Mencari Sanad yang Tinggi (Thalab 'Uluw al-Isnad):

Imam al-Hakim berkata: "Dalam mencari sanad yang tinggi terdapat sunah yang sahih" ([1]). Kemudian beliau membawakan dalil atas hal tersebut dari apa yang dikeluarkan oleh Imam al-Bukhari dan Imam Muslim dalam kedua kitab Shahih mereka dari hadis Anas bin Malik, bahwa Dhimam bin Tsa'labah datang sebagai utusan kepada Nabi untuk bertanya tentang perkara-perkara yang telah sampai kepadanya dari Rasulullah . Dia berkata pada setiap kesempatan: "Wahai Muhammad, utusanmu telah datang kepada kami dan mengklaim bahwa Allah telah mengutusmu." Maka beliau bersabda: "Dia benar."
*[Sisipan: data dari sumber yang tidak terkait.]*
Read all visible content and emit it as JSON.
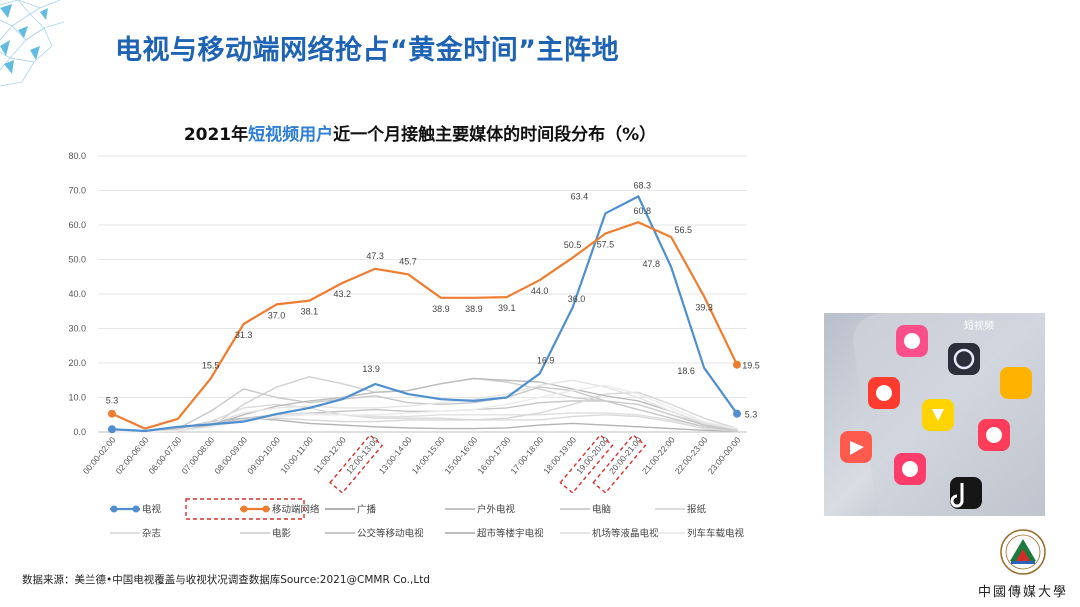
{
  "slide": {
    "title": "电视与移动端网络抢占“黄金时间”主阵地",
    "source": "数据来源：美兰德•中国电视覆盖与收视状况调查数据库Source:2021@CMMR Co.,Ltd",
    "photo_label": "短视频",
    "logo_text": "中國傳媒大學"
  },
  "chart_data": {
    "type": "line",
    "title_parts": [
      "2021年",
      "短视频用户",
      "近一个月接触主要媒体的时间段分布（%）"
    ],
    "highlight_color": "#2f7fd6",
    "ylim": [
      0,
      80
    ],
    "yticks": [
      "0.0",
      "10.0",
      "20.0",
      "30.0",
      "40.0",
      "50.0",
      "60.0",
      "70.0",
      "80.0"
    ],
    "categories": [
      "00:00-02:00",
      "02:00-06:00",
      "06:00-07:00",
      "07:00-08:00",
      "08:00-09:00",
      "09:00-10:00",
      "10:00-11:00",
      "11:00-12:00",
      "12:00-13:00",
      "13:00-14:00",
      "14:00-15:00",
      "15:00-16:00",
      "16:00-17:00",
      "17:00-18:00",
      "18:00-19:00",
      "19:00-20:00",
      "20:00-21:00",
      "21:00-22:00",
      "22:00-23:00",
      "23:00-00:00"
    ],
    "highlighted_categories": [
      8,
      15,
      16
    ],
    "highlighted_legend": 1,
    "series": [
      {
        "name": "电视",
        "color": "#4f8fd0",
        "width": 2.2,
        "main": true,
        "values": [
          0.8,
          0.3,
          1.5,
          2.2,
          3.0,
          5.2,
          7.0,
          9.5,
          13.9,
          11.0,
          9.5,
          9.0,
          10.0,
          16.9,
          36.0,
          63.4,
          68.3,
          47.8,
          18.6,
          5.3
        ],
        "labels": [
          null,
          null,
          null,
          null,
          null,
          null,
          null,
          null,
          "13.9",
          null,
          null,
          null,
          null,
          "16.9",
          "36.0",
          "63.4",
          "68.3",
          "47.8",
          "18.6",
          "5.3"
        ]
      },
      {
        "name": "移动端网络",
        "color": "#ee7d31",
        "width": 2.2,
        "main": true,
        "values": [
          5.3,
          1.0,
          3.8,
          15.5,
          31.3,
          37.0,
          38.1,
          43.2,
          47.3,
          45.7,
          38.9,
          38.9,
          39.1,
          44.0,
          50.5,
          57.5,
          60.8,
          56.5,
          39.3,
          19.5
        ],
        "labels": [
          "5.3",
          null,
          null,
          "15.5",
          "31.3",
          "37.0",
          "38.1",
          "43.2",
          "47.3",
          "45.7",
          "38.9",
          "38.9",
          "39.1",
          "44.0",
          "50.5",
          "57.5",
          "60.8",
          "56.5",
          "39.3",
          "19.5"
        ]
      },
      {
        "name": "广播",
        "color": "#b3b3b3",
        "width": 1.4,
        "values": [
          0.3,
          0.2,
          1.0,
          3.0,
          4.0,
          3.5,
          2.5,
          2.0,
          1.5,
          1.2,
          1.0,
          1.0,
          1.2,
          2.0,
          2.5,
          2.0,
          1.5,
          1.0,
          0.5,
          0.3
        ]
      },
      {
        "name": "户外电视",
        "color": "#c4c4c4",
        "width": 1.4,
        "values": [
          0.2,
          0.1,
          0.5,
          2.0,
          4.0,
          5.0,
          5.5,
          6.0,
          6.5,
          6.0,
          6.0,
          6.5,
          7.0,
          8.5,
          9.0,
          9.0,
          8.0,
          5.0,
          2.0,
          0.5
        ]
      },
      {
        "name": "电脑",
        "color": "#d0d0d0",
        "width": 1.4,
        "values": [
          0.5,
          0.2,
          0.5,
          1.5,
          8.0,
          13.0,
          16.0,
          14.0,
          11.5,
          12.0,
          14.0,
          15.5,
          14.5,
          12.5,
          10.0,
          9.0,
          8.0,
          5.0,
          2.5,
          1.0
        ]
      },
      {
        "name": "报纸",
        "color": "#dadada",
        "width": 1.4,
        "values": [
          0.1,
          0.1,
          0.5,
          3.0,
          7.0,
          8.0,
          7.0,
          5.0,
          4.0,
          4.0,
          4.0,
          3.5,
          3.5,
          3.5,
          4.5,
          5.0,
          4.5,
          3.0,
          1.0,
          0.3
        ]
      },
      {
        "name": "杂志",
        "color": "#e0e0e0",
        "width": 1.4,
        "values": [
          0.1,
          0.1,
          0.3,
          1.5,
          3.5,
          5.0,
          5.5,
          5.0,
          4.5,
          4.5,
          5.0,
          5.0,
          5.0,
          5.0,
          5.5,
          5.5,
          5.0,
          3.5,
          1.5,
          0.5
        ]
      },
      {
        "name": "电影",
        "color": "#d6d6d6",
        "width": 1.4,
        "values": [
          0.2,
          0.1,
          0.5,
          2.0,
          3.5,
          4.0,
          3.5,
          3.0,
          3.0,
          3.5,
          3.5,
          3.5,
          4.0,
          5.5,
          8.0,
          11.0,
          11.5,
          8.0,
          4.0,
          1.0
        ]
      },
      {
        "name": "公交等移动电视",
        "color": "#c8c8c8",
        "width": 1.4,
        "values": [
          0.2,
          0.1,
          1.0,
          6.0,
          12.5,
          10.0,
          8.5,
          9.5,
          10.5,
          8.5,
          8.0,
          8.5,
          10.0,
          13.0,
          12.0,
          9.0,
          6.5,
          4.0,
          1.5,
          0.5
        ]
      },
      {
        "name": "超市等楼宇电视",
        "color": "#bdbdbd",
        "width": 1.4,
        "values": [
          0.1,
          0.1,
          0.5,
          2.0,
          5.0,
          7.5,
          9.0,
          10.0,
          11.5,
          12.0,
          14.0,
          15.5,
          15.0,
          14.5,
          12.5,
          10.5,
          9.0,
          6.0,
          2.5,
          0.8
        ]
      },
      {
        "name": "机场等液晶电视",
        "color": "#e4e4e4",
        "width": 1.4,
        "values": [
          0.2,
          0.1,
          0.5,
          2.5,
          5.5,
          7.0,
          7.5,
          7.0,
          7.0,
          7.5,
          8.5,
          9.5,
          11.0,
          13.5,
          15.0,
          13.0,
          10.0,
          6.0,
          2.5,
          0.8
        ]
      },
      {
        "name": "列车车载电视",
        "color": "#ebebeb",
        "width": 1.4,
        "values": [
          0.1,
          0.1,
          0.3,
          1.5,
          3.0,
          4.5,
          5.0,
          5.0,
          5.0,
          5.5,
          6.0,
          6.5,
          8.0,
          10.0,
          12.0,
          13.5,
          11.0,
          7.0,
          3.0,
          1.0
        ]
      }
    ]
  }
}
Perbuatan Dhimam ini adalah upaya mencari sanad yang tinggi. Al-Hakim berkata: "Di dalamnya terdapat dalil atas dibolehkannya seseorang mencari ketinggian dalam sanad dan tidak mencukupkan diri pada sanad yang rendah, meskipun pendengarannya berasal dari orang yang tepercaya (tsiqah). Hal ini karena orang badui tersebut, ketika utusan Rasulullah datang kepadanya dan mengabarkan apa yang Allah wajibkan atas mereka, dia tidak merasa puas hingga dia sendiri melakukan perjalanan menuju Rasulullah dan mendengar langsung dari beliau apa yang telah disampaikan utusan tersebut darinya" ([2]).

Syarat Sanad yang Tinggi:

Disyaratkan bagi sanad yang tinggi agar berstatus sahih. Adapun jika seorang perawi melakukan perjalanan dan mencari sanad yang tinggi, namun dia sampai pada riwayat dari orang yang lemah (dha'if), maka sanad ini tidak dianggap—dan sanad rendah yang sahih lebih didahulukan darinya. Oleh karena itu, kita mendapati para imam hadis, di antaranya Imam al-Bukhari dan Imam Muslim, terkadang mengambil sanad yang rendah demi mengejar keshahihan sanad.

Sanad Tertinggi Menurut Al-Bukhari:

Sanad tertinggi menurut Imam al-Bukhari adalah sanad tsulatsiyat (yang terdiri dari tiga perawi antara beliau dan Nabi). Contohnya adalah ucapan beliau: Telah menceritakan kepada kami Al-Makki bin Ibrahim, dia berkata: Telah menceritakan kepada kami Yazid bin Abi Ubaid, dari Salamah, dia berkata: Aku mendengar Nabi bersabda: "Barangsiapa berkata atasku apa yang tidak aku katakan, maka hendaklah ia menyiapkan tempat duduknya di neraka" ([3]).

Meskipun Imam Ahmad adalah guru bagi Al-Bukhari, namun Al-Bukhari setara dengan Imam Ahmad dalam tingginya sanad, dikarenakan sanad tertinggi Imam Ahmad adalah tsulatsiyat, namun jumlahnya lebih banyak daripada tsulatsiyat milik Al-Bukhari. Contohnya adalah ucapan beliau: Telah menceritakan kepada kami Sufyan, dia berkata: Aku berkata kepada 'Amr: Apakah engkau mendengar Jabir berkata: Seseorang lewat di masjid membawa anak panah, lalu Nabi bersabda kepadanya: "Peganglah mata panahnya", lalu dia menjawab: "Ya" ([4]).


Catatan Kaki:

([1]) Al-Hakim, Ma'rifat 'Ulum al-Hadits hal. 5.

([2]) Al-Hakim, Ma'rifat 'Ulum al-Hadits hal. 6.

([3]) Dikeluarkan oleh Imam al-Bukhari dalam Shahih-nya nomor (109).

([4]) Dikeluarkan oleh Imam Ahmad dalam Musnad-nya (3/308).